We find opposite portrayals in Emory and Elliot. Both are young boys in rural America, confused in regards to their roles in life, especially their gender roles. Elliot (Giti Jabaily) takes the bully approach. He cannot properly express his feelings so he punches people, lights fires, mercilessly teases Emory. Jabaily is grounded in this characters mentality, a true childhood meanie who is lost in his own self discovery. You see through her to the troubled boy on stage and almost fall in love with him despite the way he acts toward others. Her angry facial expressions tell of deep emotional anguish within the character and Jabaily connects to Elliot in such a way as to make the audience understand his struggles.

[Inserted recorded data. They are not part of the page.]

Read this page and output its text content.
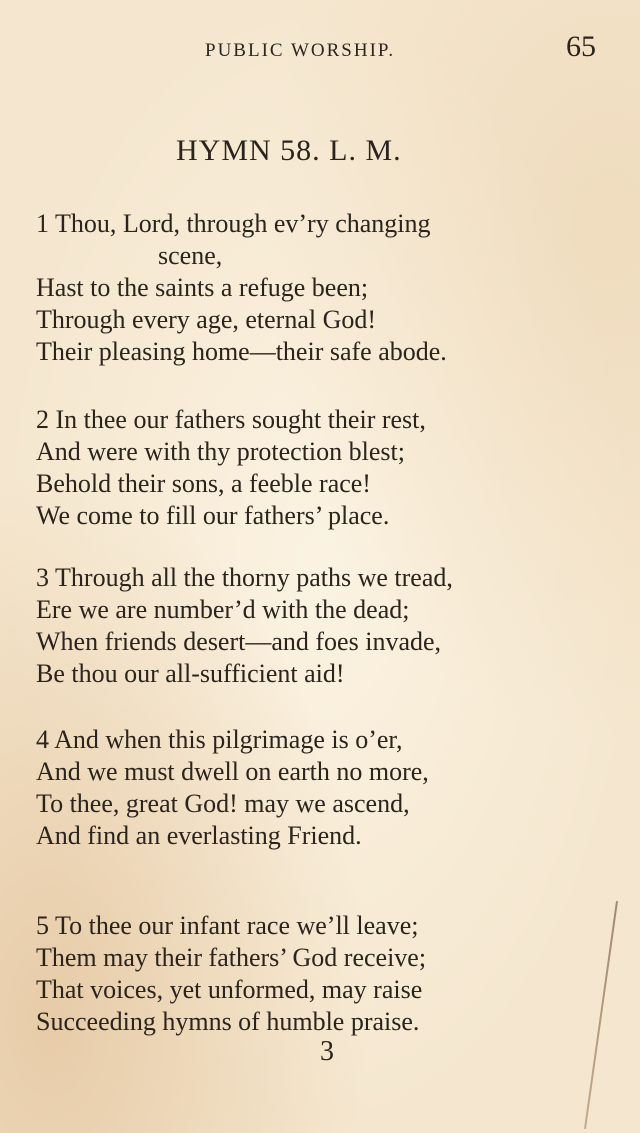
PUBLIC WORSHIP.	65
HYMN 58. L. M.
1 Thou, Lord, through ev’ry changing
scene,
Hast to the saints a refuge been;
Through every age, eternal God!
Their pleasing home—their safe abode.
2 In thee our fathers sought their rest,
And were with thy protection blest;
Behold their sons, a feeble race!
We come to fill our fathers’ place.
3 Through all the thorny paths we tread,
Ere we are number’d with the dead;
When friends desert—and foes invade,
Be thou our all-sufficient aid!
4 And when this pilgrimage is o’er,
And we must dwell on earth no more,
To thee, great God! may we ascend,
And find an everlasting Friend.
5 To thee our infant race we’ll leave;
Them may their fathers’ God receive;
That voices, yet unformed, may raise
Succeeding hymns of humble praise.
3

Emory (Aldo Pantoja) gives us similar connectivity but in a much different portrayal. Pantoja is true to the youthful nature of Emory, each discovery made with wide unbelieving eyes; but his childlike innocence is not muddled with naiveté. Pantoja knows his character’s confusion and presents it with a sense of hope and dignity rather than emotional outbursts. He is particularly expressive during the Ribbon Stick Dancing moment, where he allows the character’s inner passion to shine through his dance and bright hopeful facial expressions. Pantoja and Jabaily work incredibly well together to create a burgeoning sense of physical, emotional, and sexual tension bubbling under the surface between these two characters. It seems like bullying and hatred on the outside but as the stories unfold these actors peel back layer after layer of these young boys to create a beautiful chemistry on the stage.
The play in motion is sheer genius – defying gender boundaries and creating new expectations for self-discovery. It is an amazing production not to be missed. So be sure to get to Single Carrot Theatre for their thought-provoking production of MilkMilkLemonade.
Running Time: Approximately 75 minutes with no intermission.